Anton's announcement also lists over 30 further bug fixes and enhancements to the installer, the formlet library, updating to the latest jQuery, sitelets, and Visual Studio integration. We certainly recommend updating to the 2.3 release even if you are working on larger enterprise application projects, the new features and enhancements in this release are very much worth the effort.

Extensions

As usual, the new 2.3 compiler is accompanied by an update to every available WebSharper extension, and the new 2.3 series of each are now available on the WebSharper Extensions page. This new batch also includes the long-awaited Twitter extension and the upcoming extensions for TinyMCE, a mature and powerful, open-source and platform-independent WYSIWYG HTML editor.

A tiny glimpse of WebSharper 2.4

In our efforts to bring you the most advanced functional web programming framework, we continue to implement various code optimizations to bring down the generated code size (now in Release mode). The current 2.3 release has no new optimizations, it simply removes whitespace to save you about 20-25% on the generated code size. We plan to implement some key optimizations in the upcoming 2.4 release, giving a massive (50% or more) drop in the generated code size.

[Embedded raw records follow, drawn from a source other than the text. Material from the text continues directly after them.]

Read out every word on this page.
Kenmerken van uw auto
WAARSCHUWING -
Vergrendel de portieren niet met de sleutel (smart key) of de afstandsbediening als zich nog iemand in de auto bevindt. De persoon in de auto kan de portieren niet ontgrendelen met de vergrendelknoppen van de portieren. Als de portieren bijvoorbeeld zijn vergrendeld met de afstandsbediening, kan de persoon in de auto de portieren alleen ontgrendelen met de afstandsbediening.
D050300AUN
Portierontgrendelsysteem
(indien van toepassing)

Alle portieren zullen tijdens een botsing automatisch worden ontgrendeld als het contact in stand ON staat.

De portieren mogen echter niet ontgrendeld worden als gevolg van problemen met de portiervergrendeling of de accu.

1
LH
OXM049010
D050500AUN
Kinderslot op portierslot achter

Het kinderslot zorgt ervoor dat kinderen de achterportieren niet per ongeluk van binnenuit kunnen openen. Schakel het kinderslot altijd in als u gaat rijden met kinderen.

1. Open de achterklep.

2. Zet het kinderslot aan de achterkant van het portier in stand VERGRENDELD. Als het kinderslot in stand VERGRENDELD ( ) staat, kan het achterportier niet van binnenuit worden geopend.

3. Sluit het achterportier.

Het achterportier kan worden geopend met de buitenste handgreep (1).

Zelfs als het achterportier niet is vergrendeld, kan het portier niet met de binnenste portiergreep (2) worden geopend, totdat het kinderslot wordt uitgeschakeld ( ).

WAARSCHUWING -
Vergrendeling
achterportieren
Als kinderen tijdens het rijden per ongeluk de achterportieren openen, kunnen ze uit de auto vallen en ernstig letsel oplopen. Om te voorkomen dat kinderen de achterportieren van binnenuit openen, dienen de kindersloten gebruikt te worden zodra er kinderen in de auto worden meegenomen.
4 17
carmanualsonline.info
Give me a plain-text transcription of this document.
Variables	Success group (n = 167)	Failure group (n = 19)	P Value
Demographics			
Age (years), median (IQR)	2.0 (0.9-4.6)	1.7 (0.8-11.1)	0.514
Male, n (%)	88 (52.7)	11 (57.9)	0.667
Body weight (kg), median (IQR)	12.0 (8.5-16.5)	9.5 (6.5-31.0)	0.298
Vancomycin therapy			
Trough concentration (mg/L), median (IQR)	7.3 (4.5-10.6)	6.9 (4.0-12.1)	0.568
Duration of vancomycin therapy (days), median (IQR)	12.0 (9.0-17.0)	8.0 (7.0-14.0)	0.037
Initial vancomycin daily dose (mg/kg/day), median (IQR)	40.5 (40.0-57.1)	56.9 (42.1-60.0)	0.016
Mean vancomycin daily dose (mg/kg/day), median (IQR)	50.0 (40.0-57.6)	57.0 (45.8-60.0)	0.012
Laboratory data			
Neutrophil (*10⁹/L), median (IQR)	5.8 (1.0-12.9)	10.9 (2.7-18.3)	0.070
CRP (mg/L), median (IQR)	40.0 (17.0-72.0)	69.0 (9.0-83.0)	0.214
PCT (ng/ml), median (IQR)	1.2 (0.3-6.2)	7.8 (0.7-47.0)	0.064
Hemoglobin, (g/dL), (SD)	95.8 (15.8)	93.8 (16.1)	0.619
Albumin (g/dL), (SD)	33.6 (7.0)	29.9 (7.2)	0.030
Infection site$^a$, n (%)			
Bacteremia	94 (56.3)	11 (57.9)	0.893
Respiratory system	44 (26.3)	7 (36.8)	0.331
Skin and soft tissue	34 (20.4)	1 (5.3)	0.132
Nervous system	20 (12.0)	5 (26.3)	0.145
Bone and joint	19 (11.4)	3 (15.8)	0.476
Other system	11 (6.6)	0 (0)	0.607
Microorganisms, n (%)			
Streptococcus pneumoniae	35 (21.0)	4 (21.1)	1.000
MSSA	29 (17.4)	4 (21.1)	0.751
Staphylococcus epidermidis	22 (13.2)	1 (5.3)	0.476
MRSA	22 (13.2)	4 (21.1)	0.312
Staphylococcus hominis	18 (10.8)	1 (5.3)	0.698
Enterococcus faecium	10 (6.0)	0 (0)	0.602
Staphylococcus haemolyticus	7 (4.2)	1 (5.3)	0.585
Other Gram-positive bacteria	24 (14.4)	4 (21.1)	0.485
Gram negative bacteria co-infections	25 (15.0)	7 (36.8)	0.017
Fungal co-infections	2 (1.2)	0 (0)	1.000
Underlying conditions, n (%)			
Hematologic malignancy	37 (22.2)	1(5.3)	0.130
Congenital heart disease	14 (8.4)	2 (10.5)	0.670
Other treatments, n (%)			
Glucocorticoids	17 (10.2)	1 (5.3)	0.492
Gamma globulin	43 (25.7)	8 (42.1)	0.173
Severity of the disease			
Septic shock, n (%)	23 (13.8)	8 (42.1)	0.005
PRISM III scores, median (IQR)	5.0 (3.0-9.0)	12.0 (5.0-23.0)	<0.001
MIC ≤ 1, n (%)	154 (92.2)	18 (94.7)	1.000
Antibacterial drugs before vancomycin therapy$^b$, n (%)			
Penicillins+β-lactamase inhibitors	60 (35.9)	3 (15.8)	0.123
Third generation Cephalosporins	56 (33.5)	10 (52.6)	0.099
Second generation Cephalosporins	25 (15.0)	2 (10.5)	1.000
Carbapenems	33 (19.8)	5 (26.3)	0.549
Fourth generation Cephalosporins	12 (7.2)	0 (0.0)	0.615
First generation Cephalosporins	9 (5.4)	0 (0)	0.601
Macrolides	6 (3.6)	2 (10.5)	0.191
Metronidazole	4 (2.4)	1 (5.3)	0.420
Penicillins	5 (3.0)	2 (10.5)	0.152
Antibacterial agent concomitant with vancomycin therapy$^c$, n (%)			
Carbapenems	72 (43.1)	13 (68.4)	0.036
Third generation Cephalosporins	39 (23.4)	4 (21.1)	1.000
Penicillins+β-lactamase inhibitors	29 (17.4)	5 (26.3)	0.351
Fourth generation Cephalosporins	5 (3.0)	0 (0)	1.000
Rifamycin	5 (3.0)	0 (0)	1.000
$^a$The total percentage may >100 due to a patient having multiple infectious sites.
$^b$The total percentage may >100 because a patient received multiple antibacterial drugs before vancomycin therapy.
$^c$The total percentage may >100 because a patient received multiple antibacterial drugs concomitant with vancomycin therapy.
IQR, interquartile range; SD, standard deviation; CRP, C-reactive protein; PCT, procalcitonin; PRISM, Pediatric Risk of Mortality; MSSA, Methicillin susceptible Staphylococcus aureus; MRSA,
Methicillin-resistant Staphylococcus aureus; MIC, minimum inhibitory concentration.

The other major enhancement planned in 2.4 is making the jQuery dependency optional. The current releases assume jQuery as the default DOM functionality provider, and although it is technically feasible to implement additional providers, they don't come out-of-the-box with WebSharper. The plan is to support an alternate DOM provider implementation, targeting a more lightweight foundation suitable for running efficiently especially on mobile devices.

If you encounter any issues, please use the WebSharper Bugzilla so your issue can be tracked properly. Thanks, and enjoy the current 2.3 release!